Ilana Horwitz presents "Social Knowledge: The Making of a Jewish Adult"

Jewish Studies & Education graduate student Ilana Horwitz attended the 48th annual conference of the Association for Jewihs Studies in San Diego, CA.

“We've treated this whole bat mitzvah as there are life skills to be learned,” remarked Aviva’s mom as she and her husband reflected on their daughter’s bat mitzvah. As we sat in their sunlit living room, they glowingly told me about Aviva’s powerful voice while she delivered her d’var torah, her confident demeanor as she led shacharit services, her ability to set and accomplish a significant goal, and her valuable involvement in choosing invitations, food, and decorations for the party. If b’nai mitzvah mark children’s transition to Jewish adulthood, why are Aviva’s parents so focused on her social skills rather than the skills she needs to participate in Jewish rituals and engage in mitzvot?

This paper is based on a study of b’nai mitzvah in the San Francisco Bay Area, which I (along with my research team[1]) conducted in 2015. We took a deeply qualitative approach to understand the experiences of seven families whose children were becoming b’nai mitzvah at one of four San Francisco Bay Area congregations. In this paper, I argue that parents see b’nai mitzvah as an opportunity for their child to develop a set of social life skills that will help them act like adults in a secular, upper-middle class social world. Parents’ in our study, all from upper-middle class families in the Bay Area, are experts when it comes to the performances and behaviors that attend to the norms of upper-middle class, American, social life. We refer to their expertise as “social knowledge.” Based on their social knowledge, parents ascribe the meaning of the b’nai mitzvah based on the social skills their child develops— not the Jewish content of what their child learns or the new roles and responsibilities that the child can assume once he becomes a bar mitzvah. As one parent said, “As much as [the b’nai mitzvah] it's this Jewish experience, and they're learning about their religion, there's also this component of, kind of social, emotional development that's really powerful.” The conflation of the b’nai mitzvah as a coming of age ceremony rather than a Jewish coming of age ceremony may suggest that it’s impossible for parents to parse out the difference between the Jewish and social secular world.

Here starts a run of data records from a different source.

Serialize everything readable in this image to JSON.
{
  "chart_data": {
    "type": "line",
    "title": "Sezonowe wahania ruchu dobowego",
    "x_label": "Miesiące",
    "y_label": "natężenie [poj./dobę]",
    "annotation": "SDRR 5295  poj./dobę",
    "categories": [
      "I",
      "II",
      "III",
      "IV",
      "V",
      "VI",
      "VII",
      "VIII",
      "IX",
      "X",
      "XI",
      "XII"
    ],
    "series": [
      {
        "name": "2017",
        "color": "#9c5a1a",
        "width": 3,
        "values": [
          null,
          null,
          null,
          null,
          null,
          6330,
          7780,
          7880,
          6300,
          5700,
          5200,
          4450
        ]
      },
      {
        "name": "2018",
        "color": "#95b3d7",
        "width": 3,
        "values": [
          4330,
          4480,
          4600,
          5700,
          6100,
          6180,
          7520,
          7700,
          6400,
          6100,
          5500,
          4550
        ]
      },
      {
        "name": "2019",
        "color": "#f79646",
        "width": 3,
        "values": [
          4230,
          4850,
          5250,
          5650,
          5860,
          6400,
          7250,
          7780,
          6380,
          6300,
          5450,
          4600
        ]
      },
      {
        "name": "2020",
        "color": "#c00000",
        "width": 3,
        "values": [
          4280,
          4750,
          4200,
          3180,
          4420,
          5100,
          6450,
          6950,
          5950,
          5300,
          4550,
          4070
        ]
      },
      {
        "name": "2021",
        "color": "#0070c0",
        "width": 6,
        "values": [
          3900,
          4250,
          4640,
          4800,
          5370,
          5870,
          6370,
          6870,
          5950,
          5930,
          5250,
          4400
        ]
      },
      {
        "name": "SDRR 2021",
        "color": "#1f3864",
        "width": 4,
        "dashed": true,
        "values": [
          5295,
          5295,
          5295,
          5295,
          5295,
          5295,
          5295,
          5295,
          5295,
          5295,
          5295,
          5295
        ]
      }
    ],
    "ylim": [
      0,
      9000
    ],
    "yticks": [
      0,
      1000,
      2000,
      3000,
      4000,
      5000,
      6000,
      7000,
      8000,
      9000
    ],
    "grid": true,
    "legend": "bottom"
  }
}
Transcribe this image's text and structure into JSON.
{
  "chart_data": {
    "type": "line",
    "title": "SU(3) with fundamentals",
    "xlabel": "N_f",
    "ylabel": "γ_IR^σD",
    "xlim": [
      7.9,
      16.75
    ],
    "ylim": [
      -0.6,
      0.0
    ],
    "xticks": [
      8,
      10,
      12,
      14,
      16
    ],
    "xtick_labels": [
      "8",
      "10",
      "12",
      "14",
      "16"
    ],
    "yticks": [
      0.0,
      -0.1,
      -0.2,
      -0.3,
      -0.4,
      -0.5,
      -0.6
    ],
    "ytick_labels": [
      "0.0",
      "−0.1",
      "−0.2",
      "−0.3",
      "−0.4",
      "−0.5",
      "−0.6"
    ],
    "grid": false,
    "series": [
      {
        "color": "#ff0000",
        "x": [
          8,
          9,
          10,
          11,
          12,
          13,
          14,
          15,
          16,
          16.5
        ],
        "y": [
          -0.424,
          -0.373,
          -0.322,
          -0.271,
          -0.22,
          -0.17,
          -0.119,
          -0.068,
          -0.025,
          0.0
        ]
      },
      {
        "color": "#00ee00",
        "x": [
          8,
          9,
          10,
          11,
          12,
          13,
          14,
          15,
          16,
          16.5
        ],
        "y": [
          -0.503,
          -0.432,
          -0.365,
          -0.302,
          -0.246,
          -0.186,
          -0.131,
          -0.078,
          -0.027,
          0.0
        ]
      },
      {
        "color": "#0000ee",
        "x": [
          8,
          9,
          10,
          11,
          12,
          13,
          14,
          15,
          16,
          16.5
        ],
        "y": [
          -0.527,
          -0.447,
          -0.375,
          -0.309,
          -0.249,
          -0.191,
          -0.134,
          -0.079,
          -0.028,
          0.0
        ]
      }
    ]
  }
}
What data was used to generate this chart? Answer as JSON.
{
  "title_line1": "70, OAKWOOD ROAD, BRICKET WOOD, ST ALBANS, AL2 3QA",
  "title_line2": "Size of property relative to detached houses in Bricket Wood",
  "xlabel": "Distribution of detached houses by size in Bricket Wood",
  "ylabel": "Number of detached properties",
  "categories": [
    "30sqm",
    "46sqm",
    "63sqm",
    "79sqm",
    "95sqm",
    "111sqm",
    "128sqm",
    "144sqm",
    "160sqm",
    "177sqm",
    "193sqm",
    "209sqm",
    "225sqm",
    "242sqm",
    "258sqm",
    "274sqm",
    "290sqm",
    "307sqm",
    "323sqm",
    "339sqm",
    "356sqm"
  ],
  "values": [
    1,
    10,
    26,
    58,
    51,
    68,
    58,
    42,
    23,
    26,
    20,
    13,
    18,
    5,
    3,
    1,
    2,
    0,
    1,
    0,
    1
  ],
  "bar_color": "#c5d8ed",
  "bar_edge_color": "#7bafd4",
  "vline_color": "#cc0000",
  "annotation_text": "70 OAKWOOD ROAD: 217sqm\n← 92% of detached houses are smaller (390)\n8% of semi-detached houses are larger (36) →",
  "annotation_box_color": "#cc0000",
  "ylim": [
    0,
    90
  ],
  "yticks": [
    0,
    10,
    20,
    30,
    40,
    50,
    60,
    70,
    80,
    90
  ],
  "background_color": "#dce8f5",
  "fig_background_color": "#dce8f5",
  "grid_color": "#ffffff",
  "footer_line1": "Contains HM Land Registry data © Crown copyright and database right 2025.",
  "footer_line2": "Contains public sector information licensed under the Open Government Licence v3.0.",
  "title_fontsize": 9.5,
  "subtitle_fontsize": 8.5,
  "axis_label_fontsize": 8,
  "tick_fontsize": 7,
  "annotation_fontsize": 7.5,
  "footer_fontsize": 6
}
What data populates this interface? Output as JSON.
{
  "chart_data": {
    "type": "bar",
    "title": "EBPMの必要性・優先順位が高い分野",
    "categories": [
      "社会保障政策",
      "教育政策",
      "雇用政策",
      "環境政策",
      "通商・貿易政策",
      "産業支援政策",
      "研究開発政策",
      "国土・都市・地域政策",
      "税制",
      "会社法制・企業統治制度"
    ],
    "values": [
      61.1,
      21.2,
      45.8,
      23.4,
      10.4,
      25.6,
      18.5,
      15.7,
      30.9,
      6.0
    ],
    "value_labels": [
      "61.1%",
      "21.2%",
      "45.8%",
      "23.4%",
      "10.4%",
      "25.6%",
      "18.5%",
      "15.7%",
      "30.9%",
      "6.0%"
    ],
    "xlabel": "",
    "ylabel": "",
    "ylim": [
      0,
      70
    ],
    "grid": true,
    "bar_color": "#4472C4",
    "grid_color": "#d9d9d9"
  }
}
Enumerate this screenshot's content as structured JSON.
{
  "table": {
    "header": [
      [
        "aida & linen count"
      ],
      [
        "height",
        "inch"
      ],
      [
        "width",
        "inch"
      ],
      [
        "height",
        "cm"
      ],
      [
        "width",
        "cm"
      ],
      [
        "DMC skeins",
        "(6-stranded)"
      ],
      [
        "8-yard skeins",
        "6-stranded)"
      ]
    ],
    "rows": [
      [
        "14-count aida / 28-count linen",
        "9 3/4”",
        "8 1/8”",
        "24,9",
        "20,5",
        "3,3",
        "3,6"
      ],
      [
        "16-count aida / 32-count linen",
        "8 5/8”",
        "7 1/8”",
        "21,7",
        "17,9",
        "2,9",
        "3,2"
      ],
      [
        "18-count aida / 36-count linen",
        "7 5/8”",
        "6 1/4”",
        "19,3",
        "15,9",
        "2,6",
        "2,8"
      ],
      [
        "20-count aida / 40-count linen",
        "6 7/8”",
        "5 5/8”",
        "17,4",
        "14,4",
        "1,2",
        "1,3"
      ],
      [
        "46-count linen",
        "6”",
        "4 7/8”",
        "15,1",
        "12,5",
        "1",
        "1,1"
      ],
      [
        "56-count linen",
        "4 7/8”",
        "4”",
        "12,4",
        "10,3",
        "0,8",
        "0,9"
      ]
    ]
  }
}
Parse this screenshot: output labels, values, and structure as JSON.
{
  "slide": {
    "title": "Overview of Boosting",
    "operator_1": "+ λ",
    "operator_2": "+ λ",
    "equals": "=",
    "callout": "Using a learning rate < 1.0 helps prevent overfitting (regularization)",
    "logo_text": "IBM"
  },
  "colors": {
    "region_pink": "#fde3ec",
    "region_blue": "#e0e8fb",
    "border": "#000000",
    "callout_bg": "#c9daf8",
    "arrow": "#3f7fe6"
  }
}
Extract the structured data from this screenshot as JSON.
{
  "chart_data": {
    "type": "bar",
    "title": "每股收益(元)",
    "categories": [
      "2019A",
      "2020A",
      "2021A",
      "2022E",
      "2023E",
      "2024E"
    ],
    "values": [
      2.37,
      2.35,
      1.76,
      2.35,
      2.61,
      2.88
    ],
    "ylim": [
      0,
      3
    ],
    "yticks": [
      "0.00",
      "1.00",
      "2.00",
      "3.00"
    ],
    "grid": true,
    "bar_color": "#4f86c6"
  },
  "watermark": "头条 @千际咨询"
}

Alternatively, it could mean that the benefits that come along with becoming a b’nai mitzvah — being counted as part of a minyan, reading Torah, laying tefillin— bear significantly less weight for these liberal Jewish families than the benefits of their children being able to function in an adult world. Again, what parents value reflects their experiences in the secular world and they imbue these values onto their children through subtle expectations. For parents in our study, the fact that their child has developed skills that enable him to assume new roles and responsibilities in the Jewish community is secondary to the fact that their child has developed skills that, parents believe, will enable him to thrive in the secular world.

 

[1] This research is conducted with the following colleagues at the Graduate School of Education at Stanford University: Professor Ari Y. Kelman (Lead PI), Ziva Hassenfeld, Jeremiah Lockwood, and Matt Williams.